Like Mr Shanmugam, she saw the passenger daily, boarding one stop after him.
And while Ms Goh didn’t know him personally, she felt relieved for him. She believed he had “suffered for quite a long time” and remembered he “didn’t look good”.
She highlighted another regular passenger who worked at a supermarket and used to board service 143 at her bus stop. He hadn’t taken the bus in “a very long time” and had lost “a lot of weight” when she saw him again.
“You see someone missing; someone’s changes. (It’s easy to spot) especially when you take the first bus. It’s always the same people (so) you notice who is not around and what is happening."
LIKE FAMILY
The usual interactions among passengers, as well as between driver and passengers, on a first bus are thankfully less sombre.
The community spirit means bus captain Tan Kok Peng, also from Tower Transit, doubles up as an alarm clock for his regular passengers. The 52-year-old also drives the first bus of Service 143, starting at 5.30am on weekdays, although his journey starts from Toa Payoh bus interchange instead.
Mr Tan, who has been plying the bus 143 route for 16 years, said his passengers are "relaxed and assured" that he will wake them up if they doze off.
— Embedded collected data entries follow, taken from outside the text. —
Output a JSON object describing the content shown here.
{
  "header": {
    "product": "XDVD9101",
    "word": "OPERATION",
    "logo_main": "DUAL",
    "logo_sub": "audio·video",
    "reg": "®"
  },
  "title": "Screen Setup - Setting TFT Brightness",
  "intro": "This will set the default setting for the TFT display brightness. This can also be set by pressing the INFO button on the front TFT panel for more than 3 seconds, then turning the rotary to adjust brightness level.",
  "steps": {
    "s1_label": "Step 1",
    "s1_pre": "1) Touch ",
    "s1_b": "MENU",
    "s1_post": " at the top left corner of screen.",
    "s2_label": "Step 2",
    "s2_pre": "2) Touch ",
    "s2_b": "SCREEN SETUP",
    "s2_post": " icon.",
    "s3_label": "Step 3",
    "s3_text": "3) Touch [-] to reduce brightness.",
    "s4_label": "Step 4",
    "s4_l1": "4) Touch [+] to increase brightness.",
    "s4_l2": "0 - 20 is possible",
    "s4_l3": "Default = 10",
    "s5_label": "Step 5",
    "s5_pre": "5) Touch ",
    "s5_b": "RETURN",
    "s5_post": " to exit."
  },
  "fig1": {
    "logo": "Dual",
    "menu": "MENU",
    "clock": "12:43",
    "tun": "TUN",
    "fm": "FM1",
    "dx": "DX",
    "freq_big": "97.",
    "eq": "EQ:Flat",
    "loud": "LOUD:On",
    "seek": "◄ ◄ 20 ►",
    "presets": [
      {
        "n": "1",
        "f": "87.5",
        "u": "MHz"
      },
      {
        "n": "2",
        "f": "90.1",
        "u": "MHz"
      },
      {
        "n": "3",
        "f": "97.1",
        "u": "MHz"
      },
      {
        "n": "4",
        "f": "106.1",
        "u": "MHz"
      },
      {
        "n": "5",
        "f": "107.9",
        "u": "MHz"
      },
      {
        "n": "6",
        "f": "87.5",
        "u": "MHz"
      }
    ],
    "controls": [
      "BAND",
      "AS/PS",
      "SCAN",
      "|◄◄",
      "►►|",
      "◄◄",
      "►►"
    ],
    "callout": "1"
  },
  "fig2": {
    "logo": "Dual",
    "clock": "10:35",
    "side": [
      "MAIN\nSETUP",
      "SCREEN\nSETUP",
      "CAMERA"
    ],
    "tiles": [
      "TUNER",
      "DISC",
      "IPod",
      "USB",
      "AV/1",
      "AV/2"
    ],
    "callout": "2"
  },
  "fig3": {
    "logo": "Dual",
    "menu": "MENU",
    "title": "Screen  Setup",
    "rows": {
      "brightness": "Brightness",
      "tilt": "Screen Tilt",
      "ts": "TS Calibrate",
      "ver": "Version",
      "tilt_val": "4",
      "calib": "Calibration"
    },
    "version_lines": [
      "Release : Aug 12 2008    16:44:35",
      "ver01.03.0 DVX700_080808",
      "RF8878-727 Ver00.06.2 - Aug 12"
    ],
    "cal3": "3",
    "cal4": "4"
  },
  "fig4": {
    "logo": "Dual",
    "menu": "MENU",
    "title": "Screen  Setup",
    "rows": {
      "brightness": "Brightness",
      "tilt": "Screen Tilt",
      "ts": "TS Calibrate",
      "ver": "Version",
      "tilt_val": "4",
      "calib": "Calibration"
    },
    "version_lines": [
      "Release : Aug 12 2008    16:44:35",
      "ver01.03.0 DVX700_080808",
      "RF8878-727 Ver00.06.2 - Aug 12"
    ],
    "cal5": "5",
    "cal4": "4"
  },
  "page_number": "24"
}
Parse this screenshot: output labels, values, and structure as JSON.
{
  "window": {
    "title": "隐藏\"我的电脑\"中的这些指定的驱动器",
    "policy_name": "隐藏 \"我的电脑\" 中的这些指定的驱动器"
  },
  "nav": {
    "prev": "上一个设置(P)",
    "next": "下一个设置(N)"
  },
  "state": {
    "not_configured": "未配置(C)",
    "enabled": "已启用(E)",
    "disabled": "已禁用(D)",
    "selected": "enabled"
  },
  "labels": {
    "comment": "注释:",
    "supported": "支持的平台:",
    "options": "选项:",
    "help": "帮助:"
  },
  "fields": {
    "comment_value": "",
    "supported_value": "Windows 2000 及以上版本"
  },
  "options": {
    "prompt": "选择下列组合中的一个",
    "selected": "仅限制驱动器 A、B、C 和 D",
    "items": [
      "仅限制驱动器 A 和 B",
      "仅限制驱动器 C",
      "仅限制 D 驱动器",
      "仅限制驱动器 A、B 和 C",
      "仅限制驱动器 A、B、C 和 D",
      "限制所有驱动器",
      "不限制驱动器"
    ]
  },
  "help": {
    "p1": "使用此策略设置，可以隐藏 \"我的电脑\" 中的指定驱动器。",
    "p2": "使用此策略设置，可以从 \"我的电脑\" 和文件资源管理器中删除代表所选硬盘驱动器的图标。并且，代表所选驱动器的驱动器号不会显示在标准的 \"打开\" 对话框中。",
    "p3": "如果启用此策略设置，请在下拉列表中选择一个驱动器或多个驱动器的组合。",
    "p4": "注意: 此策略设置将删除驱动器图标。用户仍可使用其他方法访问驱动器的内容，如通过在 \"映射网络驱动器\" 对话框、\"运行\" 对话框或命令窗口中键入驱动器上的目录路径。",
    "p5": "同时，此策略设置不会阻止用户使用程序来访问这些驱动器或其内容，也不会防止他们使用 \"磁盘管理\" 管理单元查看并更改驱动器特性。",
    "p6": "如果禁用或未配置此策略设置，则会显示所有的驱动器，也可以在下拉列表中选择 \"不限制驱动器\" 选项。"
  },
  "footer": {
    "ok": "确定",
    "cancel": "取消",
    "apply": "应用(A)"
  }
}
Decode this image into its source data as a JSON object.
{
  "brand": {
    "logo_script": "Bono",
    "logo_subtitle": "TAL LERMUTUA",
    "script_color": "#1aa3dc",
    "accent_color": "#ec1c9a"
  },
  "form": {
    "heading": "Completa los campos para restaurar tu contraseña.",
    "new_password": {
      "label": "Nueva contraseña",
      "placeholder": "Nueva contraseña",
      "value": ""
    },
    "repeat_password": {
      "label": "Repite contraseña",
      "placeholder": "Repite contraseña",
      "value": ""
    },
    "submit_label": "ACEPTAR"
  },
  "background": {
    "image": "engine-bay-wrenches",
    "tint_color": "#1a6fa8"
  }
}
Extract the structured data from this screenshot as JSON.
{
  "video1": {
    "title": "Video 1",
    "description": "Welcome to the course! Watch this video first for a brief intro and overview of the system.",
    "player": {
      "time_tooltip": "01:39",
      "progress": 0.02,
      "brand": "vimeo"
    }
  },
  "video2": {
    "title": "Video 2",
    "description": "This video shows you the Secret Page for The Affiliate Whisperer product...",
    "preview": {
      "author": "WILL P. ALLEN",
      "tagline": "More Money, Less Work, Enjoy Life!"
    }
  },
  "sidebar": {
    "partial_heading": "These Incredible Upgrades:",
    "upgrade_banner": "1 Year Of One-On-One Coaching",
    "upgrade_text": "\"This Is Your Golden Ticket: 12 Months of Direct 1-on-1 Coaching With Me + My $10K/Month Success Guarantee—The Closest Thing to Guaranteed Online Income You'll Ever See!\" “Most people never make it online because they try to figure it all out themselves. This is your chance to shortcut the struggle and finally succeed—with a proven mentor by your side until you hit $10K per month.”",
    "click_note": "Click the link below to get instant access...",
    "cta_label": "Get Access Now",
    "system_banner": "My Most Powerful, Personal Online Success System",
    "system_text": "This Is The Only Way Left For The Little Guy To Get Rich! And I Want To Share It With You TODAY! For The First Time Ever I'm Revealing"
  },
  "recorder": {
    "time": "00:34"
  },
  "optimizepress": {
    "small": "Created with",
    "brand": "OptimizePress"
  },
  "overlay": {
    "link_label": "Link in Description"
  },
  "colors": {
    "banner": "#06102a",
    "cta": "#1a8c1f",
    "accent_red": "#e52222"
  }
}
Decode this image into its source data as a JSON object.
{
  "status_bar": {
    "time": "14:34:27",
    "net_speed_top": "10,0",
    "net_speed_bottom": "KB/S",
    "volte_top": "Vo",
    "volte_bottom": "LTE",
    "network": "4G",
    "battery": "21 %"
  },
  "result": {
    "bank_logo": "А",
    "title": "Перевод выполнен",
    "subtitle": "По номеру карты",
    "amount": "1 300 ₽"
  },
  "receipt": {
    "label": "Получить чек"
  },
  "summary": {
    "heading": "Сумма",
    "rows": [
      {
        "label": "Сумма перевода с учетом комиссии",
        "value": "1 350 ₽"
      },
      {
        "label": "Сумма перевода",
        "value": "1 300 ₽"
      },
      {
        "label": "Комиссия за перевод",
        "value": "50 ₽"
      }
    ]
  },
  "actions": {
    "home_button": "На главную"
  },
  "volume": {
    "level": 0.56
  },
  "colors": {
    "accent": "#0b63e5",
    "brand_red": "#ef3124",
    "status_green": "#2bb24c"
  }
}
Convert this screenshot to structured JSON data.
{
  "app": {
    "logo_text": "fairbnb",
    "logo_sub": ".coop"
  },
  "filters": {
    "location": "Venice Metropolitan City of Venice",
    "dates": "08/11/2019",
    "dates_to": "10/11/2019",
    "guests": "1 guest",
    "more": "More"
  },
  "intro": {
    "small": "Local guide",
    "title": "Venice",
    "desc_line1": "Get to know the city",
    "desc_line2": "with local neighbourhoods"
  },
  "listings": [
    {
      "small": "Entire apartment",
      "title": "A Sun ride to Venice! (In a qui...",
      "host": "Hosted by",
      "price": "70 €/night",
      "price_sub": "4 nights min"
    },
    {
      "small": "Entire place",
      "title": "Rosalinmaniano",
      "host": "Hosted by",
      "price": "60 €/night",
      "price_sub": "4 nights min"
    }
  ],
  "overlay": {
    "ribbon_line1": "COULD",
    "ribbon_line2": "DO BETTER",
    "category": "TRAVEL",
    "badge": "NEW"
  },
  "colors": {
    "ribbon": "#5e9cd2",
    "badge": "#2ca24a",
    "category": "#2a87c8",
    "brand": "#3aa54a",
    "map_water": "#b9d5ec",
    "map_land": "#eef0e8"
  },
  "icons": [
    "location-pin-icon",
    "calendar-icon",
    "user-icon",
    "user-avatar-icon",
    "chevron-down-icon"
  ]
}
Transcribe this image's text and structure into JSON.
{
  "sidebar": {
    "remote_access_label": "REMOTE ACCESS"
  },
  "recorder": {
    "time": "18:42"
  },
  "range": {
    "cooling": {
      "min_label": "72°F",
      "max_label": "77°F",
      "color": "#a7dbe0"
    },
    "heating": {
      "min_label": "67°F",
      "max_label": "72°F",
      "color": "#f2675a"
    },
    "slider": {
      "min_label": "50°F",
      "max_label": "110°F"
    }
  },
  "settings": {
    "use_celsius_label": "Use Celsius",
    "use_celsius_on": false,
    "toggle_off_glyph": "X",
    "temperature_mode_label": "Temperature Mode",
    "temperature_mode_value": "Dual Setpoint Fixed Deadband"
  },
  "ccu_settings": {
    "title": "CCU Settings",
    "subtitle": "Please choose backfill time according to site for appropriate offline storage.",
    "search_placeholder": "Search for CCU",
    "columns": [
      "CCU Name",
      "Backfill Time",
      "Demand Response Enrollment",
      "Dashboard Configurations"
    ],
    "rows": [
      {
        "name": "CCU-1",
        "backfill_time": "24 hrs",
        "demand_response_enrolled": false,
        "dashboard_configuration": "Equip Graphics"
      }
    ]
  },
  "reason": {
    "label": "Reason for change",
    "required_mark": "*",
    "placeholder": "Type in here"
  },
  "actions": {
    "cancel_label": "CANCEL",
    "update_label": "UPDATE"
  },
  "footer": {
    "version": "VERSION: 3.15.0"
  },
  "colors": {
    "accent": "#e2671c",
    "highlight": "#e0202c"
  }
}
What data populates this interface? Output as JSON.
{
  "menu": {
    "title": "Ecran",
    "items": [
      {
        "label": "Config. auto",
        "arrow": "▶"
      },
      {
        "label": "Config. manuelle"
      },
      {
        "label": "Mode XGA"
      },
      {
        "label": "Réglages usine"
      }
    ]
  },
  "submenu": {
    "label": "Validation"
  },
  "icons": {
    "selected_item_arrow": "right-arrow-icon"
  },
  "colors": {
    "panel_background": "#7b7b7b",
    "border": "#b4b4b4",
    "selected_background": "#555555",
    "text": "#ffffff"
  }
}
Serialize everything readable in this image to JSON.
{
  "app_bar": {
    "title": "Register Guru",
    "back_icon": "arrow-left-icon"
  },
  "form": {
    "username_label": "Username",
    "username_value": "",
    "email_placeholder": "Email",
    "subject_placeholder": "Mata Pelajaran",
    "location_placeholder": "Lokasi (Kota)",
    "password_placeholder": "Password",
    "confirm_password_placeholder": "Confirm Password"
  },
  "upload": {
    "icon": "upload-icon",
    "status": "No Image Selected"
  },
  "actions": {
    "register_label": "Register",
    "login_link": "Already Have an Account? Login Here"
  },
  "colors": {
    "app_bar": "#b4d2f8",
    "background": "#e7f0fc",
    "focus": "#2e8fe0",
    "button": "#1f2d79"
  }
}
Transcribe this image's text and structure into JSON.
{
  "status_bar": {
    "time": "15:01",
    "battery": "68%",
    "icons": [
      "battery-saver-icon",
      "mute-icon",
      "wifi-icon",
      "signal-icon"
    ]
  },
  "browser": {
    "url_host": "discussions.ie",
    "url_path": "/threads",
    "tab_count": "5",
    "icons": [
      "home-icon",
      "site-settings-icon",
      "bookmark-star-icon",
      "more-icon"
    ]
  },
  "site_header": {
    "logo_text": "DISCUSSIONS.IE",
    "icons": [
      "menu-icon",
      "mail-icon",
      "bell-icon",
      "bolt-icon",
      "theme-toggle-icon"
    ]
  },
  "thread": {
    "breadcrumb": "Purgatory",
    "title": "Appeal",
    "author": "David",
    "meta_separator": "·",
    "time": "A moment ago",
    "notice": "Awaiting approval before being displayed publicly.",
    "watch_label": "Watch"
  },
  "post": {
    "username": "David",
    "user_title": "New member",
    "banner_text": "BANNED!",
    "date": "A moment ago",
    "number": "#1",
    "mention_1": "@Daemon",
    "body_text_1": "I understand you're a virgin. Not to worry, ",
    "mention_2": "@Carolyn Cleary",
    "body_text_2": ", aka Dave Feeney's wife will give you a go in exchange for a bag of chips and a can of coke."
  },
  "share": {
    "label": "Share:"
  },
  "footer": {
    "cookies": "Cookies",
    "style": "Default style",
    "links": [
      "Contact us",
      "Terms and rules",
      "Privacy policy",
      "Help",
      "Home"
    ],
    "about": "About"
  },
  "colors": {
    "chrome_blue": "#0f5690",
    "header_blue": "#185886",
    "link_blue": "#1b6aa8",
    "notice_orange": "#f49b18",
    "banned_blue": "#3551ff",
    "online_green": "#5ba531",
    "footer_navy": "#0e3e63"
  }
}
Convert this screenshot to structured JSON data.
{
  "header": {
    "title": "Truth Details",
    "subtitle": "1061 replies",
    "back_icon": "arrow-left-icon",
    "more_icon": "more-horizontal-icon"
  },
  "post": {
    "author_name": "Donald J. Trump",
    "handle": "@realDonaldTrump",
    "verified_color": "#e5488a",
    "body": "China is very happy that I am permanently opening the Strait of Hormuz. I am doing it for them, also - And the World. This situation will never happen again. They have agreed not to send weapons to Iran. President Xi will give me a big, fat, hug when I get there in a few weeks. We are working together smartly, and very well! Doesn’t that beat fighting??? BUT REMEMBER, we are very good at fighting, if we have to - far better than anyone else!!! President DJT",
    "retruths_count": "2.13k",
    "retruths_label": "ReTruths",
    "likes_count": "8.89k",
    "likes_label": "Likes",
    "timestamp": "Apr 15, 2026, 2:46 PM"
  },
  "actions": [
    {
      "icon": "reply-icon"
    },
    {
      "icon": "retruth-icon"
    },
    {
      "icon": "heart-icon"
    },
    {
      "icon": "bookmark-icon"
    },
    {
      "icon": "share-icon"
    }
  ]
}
“Since we’re the first bus, we know their regular schedule. Sometimes before we even reach the stop, we will alert them. Like if they don’t come down, you know they’ve fallen asleep,” he said in Mandarin.
Mr Tan’s regulars tend to reward him with goodies, particularly during Chinese New Year. He admits not knowing how to reject such goodwill, and has even had passengers ask to visit his home in Johor Bahru, Malaysia during the festive season.
“A Malay auntie once asked me for my number ... She used to sell curry puffs and would give me two whenever she took my bus daily,” he recalled. “She would give me hongbao (red packet) whether it’s on Chinese New Year or Hari Raya. This type of relationship … has lasted more than 10 years.”
For Chinese New Year last year, Mr Tan received around S$900 in total from passengers.
“They ask me to keep the money, so if I don’t keep it, it’s like I don’t respect them," he said. "Sometimes I don’t want to take it, but they will put it into my shirt pocket. And when I tell them that they’re also old and they need the money, they will say ‘No, this is for you’.
“Sometimes in one hongbao, there’s S$100. That’s a lot (of money) for the elderly.”
But perhaps the biggest reward for Mr Tan is seeing some of his “naughty” passengers grow up.
A group of primary school boys, who used to line his bus seats with toothpicks, were once caught and chided by him, he shared.
After years of not seeing them, one recently boarded his bus. The passenger now works in a bakery, and said he would bake bread for Mr Tan, the bus captain shared.
“When I talk to my family members about (my passengers), sometimes I will tear up.”
So did Mr Shanmugam, when relating his account of the regular passenger who died. The incident hit especially hard when the bus captain learnt that the man shared the same birth date and month as him.
“I’m the last person who spoke to him, and after that, he didn’t speak to anyone," said Mr Shanmugam. "Twenty minutes later, he was gone."